The club started to prosper during the late 1990s and early 2000s when several underage division two titles were won at under 14, 16 and minor. Crecora/Manister won the County Junior B Hurling Championship in 2001 with a win over Ballybricken in the final. They reached the semi finals of the County Junior A Hurling Championships in 2007, but thus far haven't challenged for promotion to intermediate level. In 2020 the clubs football team won their first ever Junior A County final defeating Monagea by a scoreline of 1-11 to 0-11, sealing promotion to intermediate level for the first time in the clubs history. Due to the small population of the parishes the club amalgamates with neighbouring clubs such as Fedamore and Croom with some success.

Grounds
Prior to 1988, the club rented out various fields around the parishes from local farmers for training and matches. In 1988, it located a site about half a kilometre from Crecora village in the townland of Skehanagh in Manister parish. It was blessed and officially opened in 1991 and contained a full sized pitch along with a smaller sized training pitch. Dressing rooms were constructed in 1997-98 and soon after nets and lights were added.

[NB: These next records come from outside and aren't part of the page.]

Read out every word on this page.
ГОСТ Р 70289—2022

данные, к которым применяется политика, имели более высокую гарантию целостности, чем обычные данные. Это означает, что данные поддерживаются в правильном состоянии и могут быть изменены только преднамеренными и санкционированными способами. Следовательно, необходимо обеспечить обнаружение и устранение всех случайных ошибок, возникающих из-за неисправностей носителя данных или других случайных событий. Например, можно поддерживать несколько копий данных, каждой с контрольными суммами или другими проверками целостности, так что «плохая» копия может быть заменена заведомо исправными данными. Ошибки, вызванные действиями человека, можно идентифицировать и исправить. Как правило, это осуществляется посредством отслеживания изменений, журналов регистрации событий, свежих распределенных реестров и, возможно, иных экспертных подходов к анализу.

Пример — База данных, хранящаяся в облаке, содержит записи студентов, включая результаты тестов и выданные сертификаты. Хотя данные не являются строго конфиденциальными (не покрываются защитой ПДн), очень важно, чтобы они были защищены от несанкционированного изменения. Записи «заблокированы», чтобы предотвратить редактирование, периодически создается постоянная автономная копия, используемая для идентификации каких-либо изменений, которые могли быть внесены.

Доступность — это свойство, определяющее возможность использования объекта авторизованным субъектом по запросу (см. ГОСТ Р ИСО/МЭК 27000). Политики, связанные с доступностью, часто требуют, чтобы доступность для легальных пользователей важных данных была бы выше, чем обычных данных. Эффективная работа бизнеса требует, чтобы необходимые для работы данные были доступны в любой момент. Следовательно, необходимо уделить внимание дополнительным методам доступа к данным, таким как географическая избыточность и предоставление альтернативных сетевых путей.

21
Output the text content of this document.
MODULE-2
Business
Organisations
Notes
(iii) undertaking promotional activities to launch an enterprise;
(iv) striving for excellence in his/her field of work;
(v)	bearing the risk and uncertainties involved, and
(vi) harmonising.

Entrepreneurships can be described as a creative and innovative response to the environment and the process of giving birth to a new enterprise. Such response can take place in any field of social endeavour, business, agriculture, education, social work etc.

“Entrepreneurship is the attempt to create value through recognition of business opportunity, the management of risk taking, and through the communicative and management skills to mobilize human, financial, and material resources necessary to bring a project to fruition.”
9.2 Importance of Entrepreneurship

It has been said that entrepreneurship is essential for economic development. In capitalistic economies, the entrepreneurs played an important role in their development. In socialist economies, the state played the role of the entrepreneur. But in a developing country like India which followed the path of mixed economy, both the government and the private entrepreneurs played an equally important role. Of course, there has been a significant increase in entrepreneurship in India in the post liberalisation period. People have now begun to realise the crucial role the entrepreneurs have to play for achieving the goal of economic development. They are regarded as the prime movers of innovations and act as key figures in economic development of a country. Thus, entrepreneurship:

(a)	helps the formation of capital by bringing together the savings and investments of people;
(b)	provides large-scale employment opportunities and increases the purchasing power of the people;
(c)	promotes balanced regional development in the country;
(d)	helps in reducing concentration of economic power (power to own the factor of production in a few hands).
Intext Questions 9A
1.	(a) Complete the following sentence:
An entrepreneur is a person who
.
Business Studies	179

A hurling wall was also built in 2010-11.

Honours
Hurling
 Limerick CountyJunior B Hurling Championship (1): 2001
 Limerick City Junior A Hurling Championship (3): 2003, 2004, 2005
 Limerick City U21 B Hurling Championship (1): 2003, 2004, 2005, 2018

Football
 Limerick City Junior B Football Championship (1): 2015
 Limerick County Junior A Football Championship (1): 2020

References
 "One Hundred Years of Glory: A History of Limerick GAA", Ó Ceallaigh, Séamus & Murphy, Seán, 1984.